Sobre jornalismo e violência
Cena 1
Um escudo da corporação, uma mesa adornada com munição,
armas de fogo e drogas embaladas, tudo o quanto foi apreendido em uma ação
policial. .
Cena 2
No contra-luz uma pessoa com a voz alterada dá um testemunho
sobre determinada ocorrência.
Cena 3
A documentação usada na burocracia corporativa é exibida
dando destaque para o nome dos envolvidos e as acusações.
Cena 4
A população indignada se aglomera aos gritos numa
determinada localidade, apelando para que haja justiça em tal caso.
Nessas três cenas corriqueiras se enquadram grande parte das
reportagens sobre violência e criminalidade. E mirando nelas convém refletir
sobre a forma e função do jornalismo no Brasil.
Que a mídia tem o poder de formar opiniões que se alastram
na sociedade temos um consenso. A problemática surge a partir do momento em que
a mídia não se compatibiliza com tamanha responsabilidade. Grosso modo, opina
mais do que investiga, e incita mais o acaloramento das emoções do que o
questionamento e debate sobre os fatos.
Para um cidadão comum não são tão evidentes as consequências
desastrosa do consumo de notícias mal elaboradas. Afinal, não é raro lidar com
tal coisa como um entretenimento trivial. Mas há uma confusão muito grande, sem
o menor esforço de tornar preciso, entre categorias como indícios e provas,
suspeitos e acusados, crime e
contravenção, detenção e reclusão e por aí segue. Não fosse esse descuido o
bastante, ainda há pouco apuro por conta da necessidade de ser mais rápido e
dar o furo. Por fim, o envolvimento de elementos e mais elementos que não
colaboram efetivamente para a condução da reportagem ou da investigação, como ocorre
quando colocam um vizinho pra falar do
comportamento de um suspeito. Por melhor que possa ser a intenção, se o vizinho
tiver qualquer antipatia pelo sujeito a incriminação com uma opinião muito
pessoal torna-se a medida para a opinião pública.

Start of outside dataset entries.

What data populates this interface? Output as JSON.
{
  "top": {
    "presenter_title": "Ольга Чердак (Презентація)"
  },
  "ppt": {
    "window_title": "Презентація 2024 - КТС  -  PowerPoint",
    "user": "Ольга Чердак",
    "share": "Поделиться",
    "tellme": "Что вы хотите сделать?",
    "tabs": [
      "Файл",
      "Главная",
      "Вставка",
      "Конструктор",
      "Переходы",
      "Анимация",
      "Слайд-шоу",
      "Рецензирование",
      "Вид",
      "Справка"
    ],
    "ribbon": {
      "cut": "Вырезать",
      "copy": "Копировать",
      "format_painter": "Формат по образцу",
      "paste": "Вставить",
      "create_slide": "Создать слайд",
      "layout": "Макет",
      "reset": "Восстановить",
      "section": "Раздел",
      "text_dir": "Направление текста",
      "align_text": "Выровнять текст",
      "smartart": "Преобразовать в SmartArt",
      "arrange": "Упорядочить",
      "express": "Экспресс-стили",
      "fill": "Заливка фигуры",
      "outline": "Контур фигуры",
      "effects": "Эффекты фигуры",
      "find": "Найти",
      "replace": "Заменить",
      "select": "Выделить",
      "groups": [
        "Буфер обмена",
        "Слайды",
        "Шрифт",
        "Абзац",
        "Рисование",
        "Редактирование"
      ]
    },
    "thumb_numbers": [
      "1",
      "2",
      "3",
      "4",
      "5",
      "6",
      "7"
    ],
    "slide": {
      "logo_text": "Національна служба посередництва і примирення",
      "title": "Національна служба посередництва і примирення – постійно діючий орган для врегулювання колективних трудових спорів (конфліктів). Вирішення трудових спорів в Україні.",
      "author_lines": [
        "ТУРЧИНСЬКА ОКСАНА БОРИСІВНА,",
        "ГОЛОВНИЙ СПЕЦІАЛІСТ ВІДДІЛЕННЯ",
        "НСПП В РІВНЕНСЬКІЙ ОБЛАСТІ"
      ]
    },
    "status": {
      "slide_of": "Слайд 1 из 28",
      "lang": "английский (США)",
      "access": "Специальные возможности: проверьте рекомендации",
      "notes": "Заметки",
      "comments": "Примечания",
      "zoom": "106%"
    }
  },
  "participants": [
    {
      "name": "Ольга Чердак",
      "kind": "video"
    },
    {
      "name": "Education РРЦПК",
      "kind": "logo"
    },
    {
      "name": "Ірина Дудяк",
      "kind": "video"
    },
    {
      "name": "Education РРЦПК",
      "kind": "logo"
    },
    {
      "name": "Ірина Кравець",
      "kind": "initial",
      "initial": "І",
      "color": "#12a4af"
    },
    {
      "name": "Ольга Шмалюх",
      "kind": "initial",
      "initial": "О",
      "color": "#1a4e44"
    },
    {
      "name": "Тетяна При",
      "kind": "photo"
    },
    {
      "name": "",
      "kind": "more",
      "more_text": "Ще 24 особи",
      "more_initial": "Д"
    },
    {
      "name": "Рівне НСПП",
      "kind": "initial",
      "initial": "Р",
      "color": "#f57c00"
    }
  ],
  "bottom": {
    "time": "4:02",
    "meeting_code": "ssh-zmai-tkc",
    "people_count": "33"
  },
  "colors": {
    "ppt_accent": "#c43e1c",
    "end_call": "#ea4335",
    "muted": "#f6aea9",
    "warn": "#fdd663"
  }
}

Certamente as formas de abordar determinadas tensões sociais
têm modificado ao longo dos anos. Os jornais já não apelam tanto para as
imagens sangrentas, cadáveres e outros suplícios. Mas é inegável que a
espetacularização da criminalidade e da violência ainda é muito rentável.
Apesar dessa modificação que talvez possa ser compreendida
como avanço, ainda estamos muito distantes de um jornalismo que invista na
responsabilidade de prestar um serviço informativo para a sociedade. Informativo
no sentido de fornecer um conteúdo cuja qualidade seja favorável à formação de
opinião, estímulo para a ação do cidadão, e balize as políticas do Estado. O
vício é o consumo imediatista de uma notícia, cujo apelo é emotivo por conter
poucos elementos eficientes para reflexão, de fácil reprodutibilidade, e que
logo após consumida pode ser esquecida, para dar espaço a algo mais chocante ou
polêmico, numa espiral do quanto pior, melhor. Assim sendo, apelando para a metalinguagem, o mau jornalismo violenta a sociedade.